Member of the Chamber of Deputies
- In office 1 June 1903 – 31 May 1915
- Constituency: Yungay and Bulnes

Personal details
- Born: 7 October 1864 Chillán, Chile
- Died: Unknown
- Party: Liberal Party
- Spouse: Lucía Fisher
- Children: 6

= Julio Puga Borne =

Chilean politician (1864–)

Julio Puga Borne (7 October 1864 – ?) was a Chilean lawyer, agriculturalist and politician who served as a member of the Chamber of Deputies of Chile.

A member of the Liberal Party, Puga represented Yungay and Bulnes from 1912 to 1915. He served as first vice president of the Chamber from 3 June 1912 and was a member of the Permanent Commission of Foreign Relations and Colonization.

He also chaired the Special Commissions on Primary Education and the Longitudinal Railway.

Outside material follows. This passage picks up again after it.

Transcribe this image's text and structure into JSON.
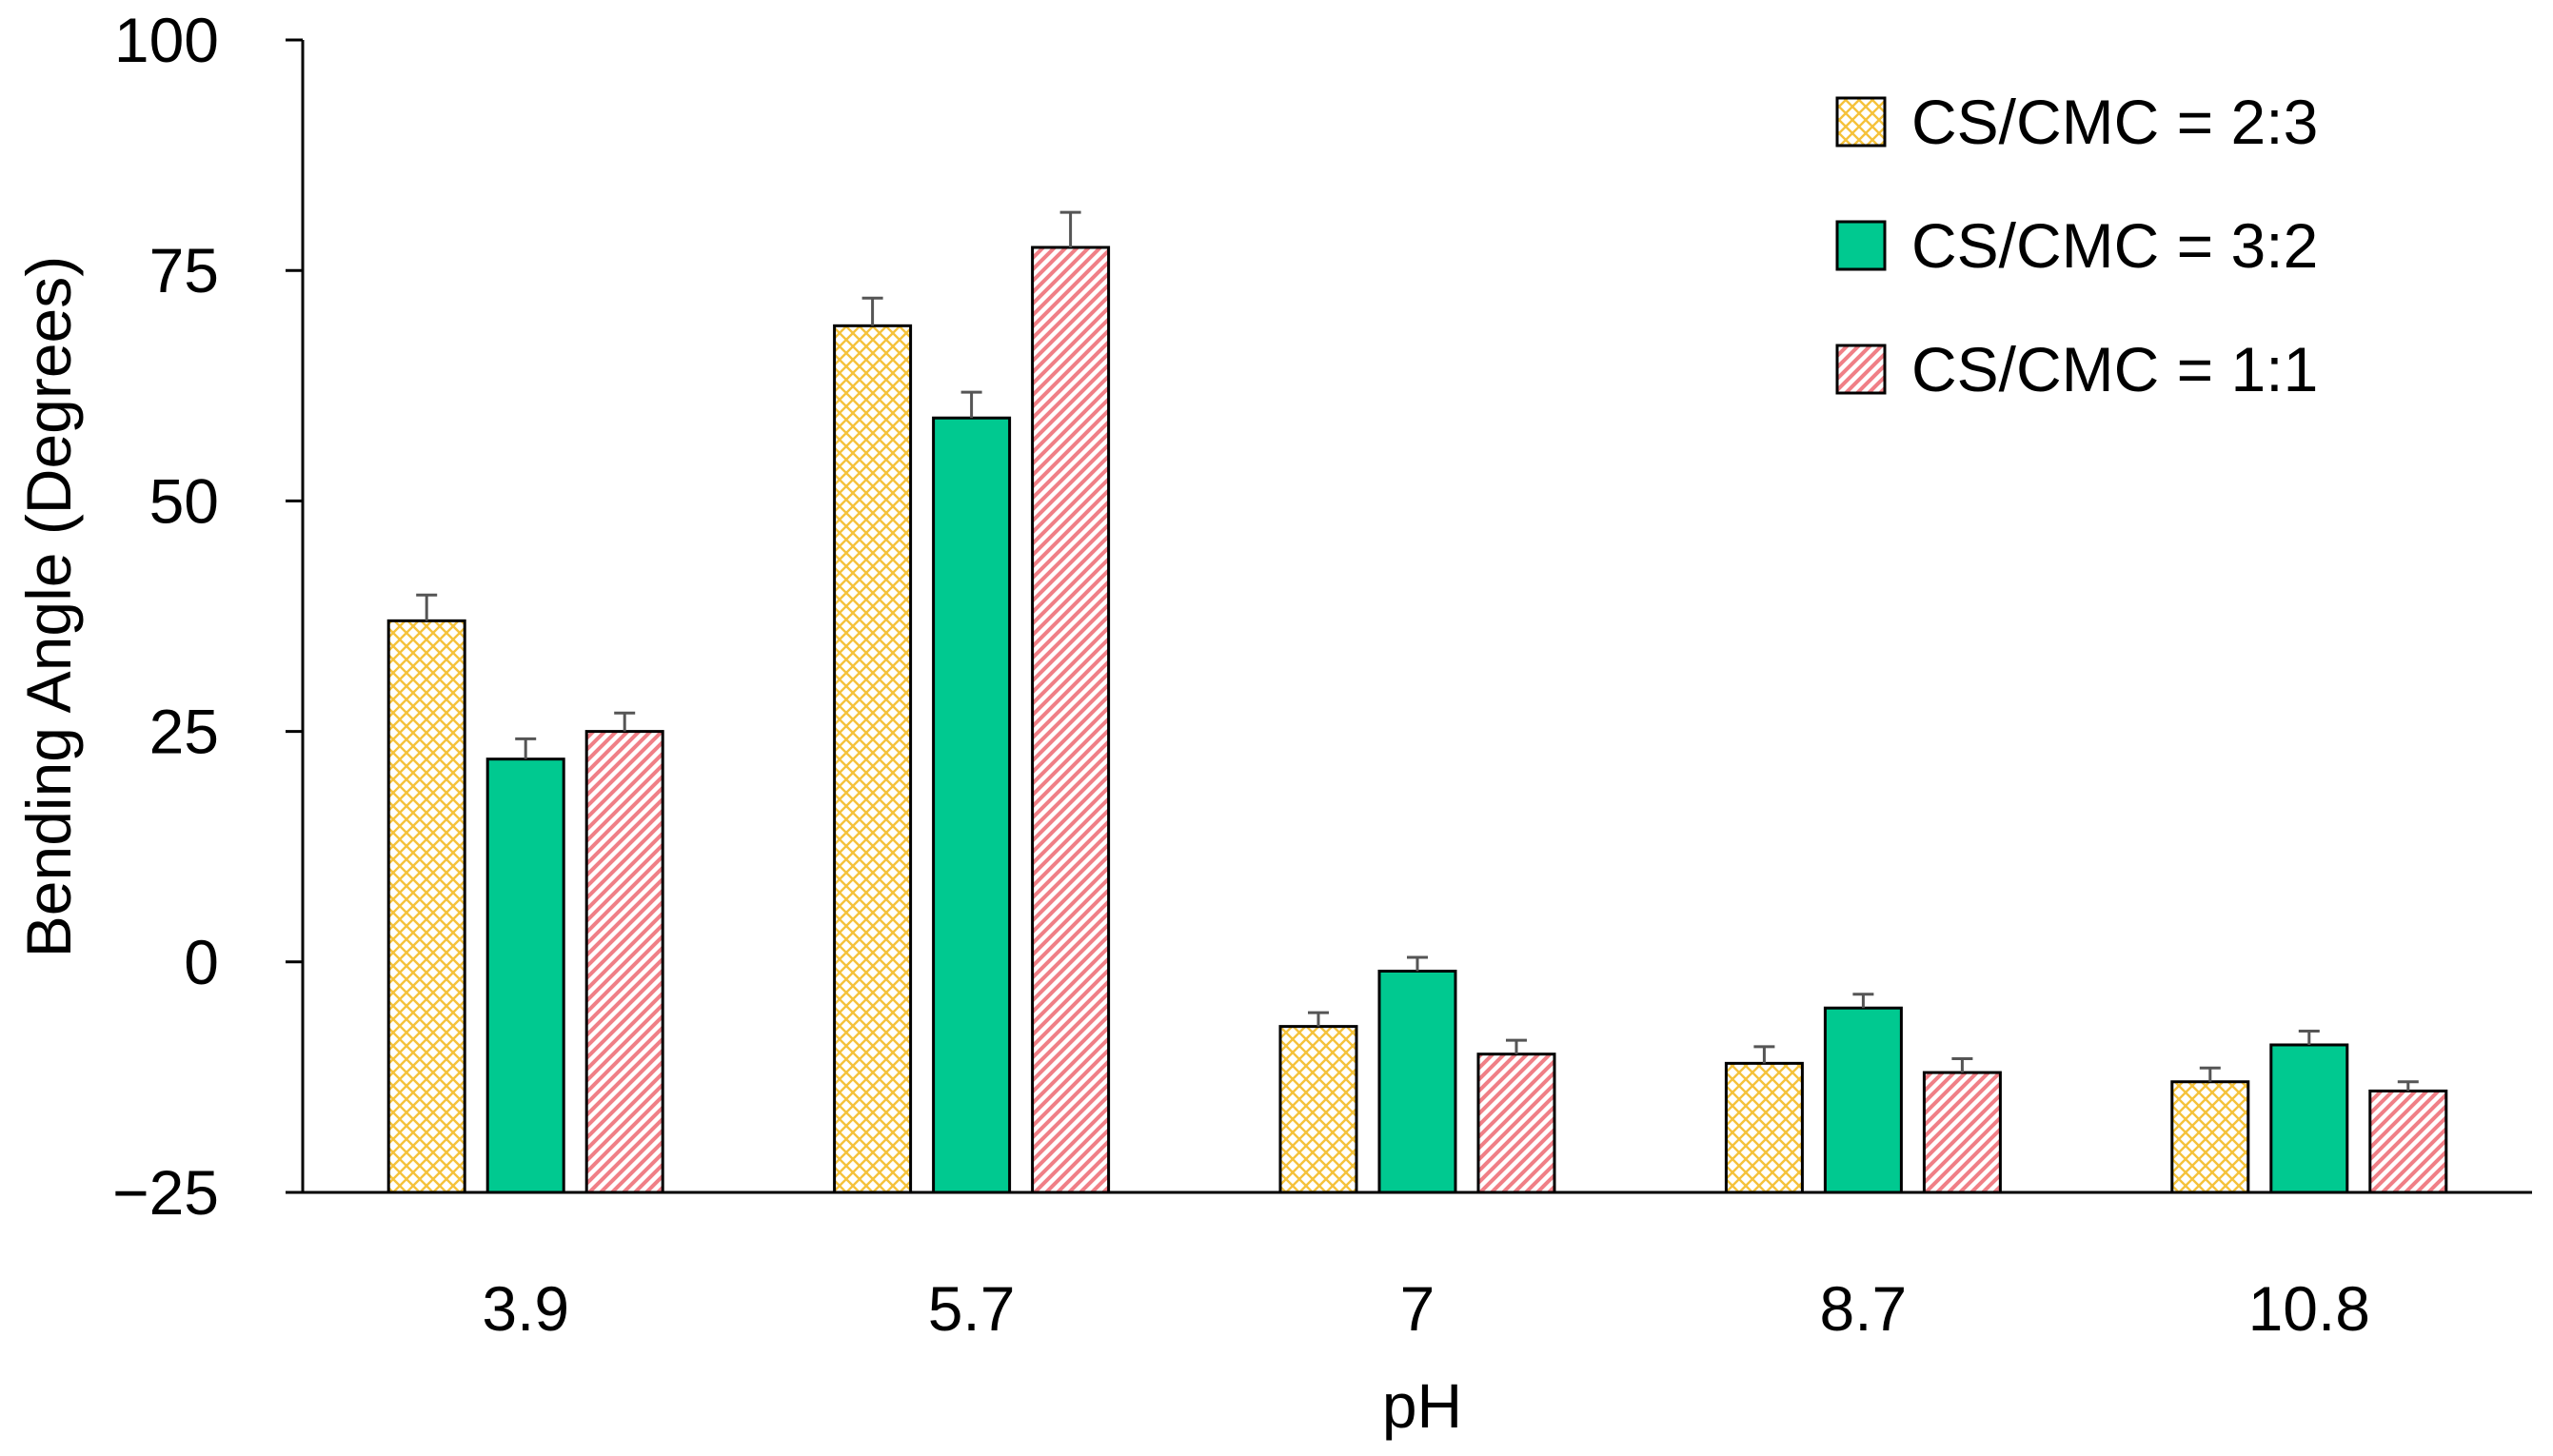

Puga had previously represented Yungay and Bulnes from 1903 to 1909. During his first term, he served twice as second vice president of the Chamber and was a member of the Permanent Commission of Internal Police. Following his reelection for the 1906–1909 term, he served as first vice president and was a member and president of the Permanent Commission of War and Navy, as well as a member of the Permanent Commission of Internal Police.

==Biography==
Puga was born in Chillán on 7 October 1864, the son of Federico Puga and Vitalia Borne. He studied humanities at the Instituto Nacional and the Liceo de Valparaíso, and later studied law at the University of Chile, qualifying as a lawyer in 1891.

He began his public career as an official in the Ministry of Justice and Public Instruction and later worked at the Central Statistical Office. In 1885, he participated in the preparation and publication of Chile's general census.

Puga was also a professor of Spanish grammar at the Instituto Nacional and a member of university examining commissions in history. He served as secretary general of the National Exhibition of 1888 and represented Chile at the Exposition Universelle of 1889 in Paris.

He served as intendant of Valdivia Province in 1896 and of Aconcagua Province in 1900. He was appointed a Knight of the Legion of Honour of France and a Commander of the Order of Isabella the Catholic of Spain.

Although trained as a lawyer, Puga practiced the profession only briefly and devoted much of his activity to agriculture, particularly viticulture and winemaking. In July 1930, he was appointed professor of public finance.